アルテンに襲い掛かった何かによる黒い雷の様な衝撃は全天が受け止め、受け流していた。
それが僕の目でなんとか確認できた唯一の情報だった。
けれど僕が感じ続けているもう一つの感覚は違った。
殺意が全く感じられない無機質が動いている。
空気への圧力、異質な風の移動、刹那的な音、規則的な軌道。
そのどれもが通常ならば殺意を有していて当然の行動だった。
ーー熱水縮
僕はその規則的な軌道に合わせ、空間に一つの薄い物質を置いた。鉄を溶かす高熱を纏った圧縮された水。
その直後、自由に浮遊していた無機質な物体は地に落ちて動きを止めていた。
「鴉の嘴が真っ二つに裂けている......」
アルテンが裂けた黒い刃を見ながら驚きの声を漏らしていた。
「なんだそのカラスのクチバシってのは」
周囲を警戒しながら全天が大地を踏み締めていた。
僕等はなんとか強襲を切り抜け新しい世界に辿り着いていた。
「超刃だ」
アルテンからの言葉を受けてもなお、僕は黒い物質をつぶさに観察していた。
形状、臭い、魔力反応、そして僕が裂いた箇所は入念に。
「まだ動くやもしれん、砕くぞ全天よ」
「主よ、後処理は任せて欲しい」
「アルテンに全天、気にしなくていい。
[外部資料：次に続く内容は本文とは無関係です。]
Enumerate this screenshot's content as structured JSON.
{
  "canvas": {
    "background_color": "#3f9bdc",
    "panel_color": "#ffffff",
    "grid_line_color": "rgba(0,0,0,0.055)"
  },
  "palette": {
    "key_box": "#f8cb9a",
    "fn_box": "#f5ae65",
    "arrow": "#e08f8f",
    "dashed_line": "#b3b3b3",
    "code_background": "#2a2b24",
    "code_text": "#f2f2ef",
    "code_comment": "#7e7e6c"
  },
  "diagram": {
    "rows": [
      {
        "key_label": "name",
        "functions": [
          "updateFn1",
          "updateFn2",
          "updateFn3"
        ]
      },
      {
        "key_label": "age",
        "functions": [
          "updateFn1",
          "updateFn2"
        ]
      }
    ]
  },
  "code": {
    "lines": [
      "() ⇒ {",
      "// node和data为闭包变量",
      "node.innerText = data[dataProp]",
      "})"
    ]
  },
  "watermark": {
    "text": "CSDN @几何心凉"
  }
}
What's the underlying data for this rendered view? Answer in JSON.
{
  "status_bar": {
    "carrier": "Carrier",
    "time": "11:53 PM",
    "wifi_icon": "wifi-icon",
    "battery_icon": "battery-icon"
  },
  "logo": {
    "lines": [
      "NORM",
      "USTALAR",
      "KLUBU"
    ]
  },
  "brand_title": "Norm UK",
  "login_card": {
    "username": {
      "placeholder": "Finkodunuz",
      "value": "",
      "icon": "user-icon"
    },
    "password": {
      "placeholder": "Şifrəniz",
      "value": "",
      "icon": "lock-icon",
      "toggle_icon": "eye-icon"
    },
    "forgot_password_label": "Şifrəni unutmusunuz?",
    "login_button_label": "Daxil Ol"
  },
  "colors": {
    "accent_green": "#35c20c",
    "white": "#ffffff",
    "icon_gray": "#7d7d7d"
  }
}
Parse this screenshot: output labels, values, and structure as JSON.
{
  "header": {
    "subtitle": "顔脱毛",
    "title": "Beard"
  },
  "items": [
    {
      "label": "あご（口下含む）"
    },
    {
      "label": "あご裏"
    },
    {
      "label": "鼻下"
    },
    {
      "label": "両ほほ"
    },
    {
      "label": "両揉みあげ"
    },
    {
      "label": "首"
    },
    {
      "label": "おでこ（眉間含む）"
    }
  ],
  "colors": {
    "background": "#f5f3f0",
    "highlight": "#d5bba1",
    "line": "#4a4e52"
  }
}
もう動けなくしたから」
「!!!?」
「フッハッハッハ!さすがは主よ!!」
「...そう言われてみれば何故動かないのか、粉々に砕くまで修復を繰り返す無尽蔵の殺意が」
「アルテン、超刃の原動力はなんだと思う?」
僕は感触を確かめる為に手で刀身に触れていた。
「!!!、お待ち...」
僕は手で刃の先端に焼き菓子を割る様に亀裂を入れて見せた。
そしてアルテンに笑いかけた。
「...魔力ですかな......」
「半分正解。ところでさ、この超刃達を創造したのは誰だい?神域、いや全知全能を超えていると思う」
「製作者は不明...七大神王間では神々を襲わない為に放置が決め込まれた」
「それって...」
サクラハは哀しそうな表情で口を開いていた。
「実質七大神王並びに神族はありとあらゆる生けとし者へ関与しない事に決めた...」
「神々がどうあれ、あと超刃が100本は欲しいかなぁ。それとさ、命ある者を狙う事は分かっているんだよね?」
「...神々は対象外だった筈だ」
「そこは気にしなくていい、彼等は震えていただけだから」
僕は鴉の嘴と呼ばれた黒い刀剣を粉々にして魔法で作った小瓶に入れた。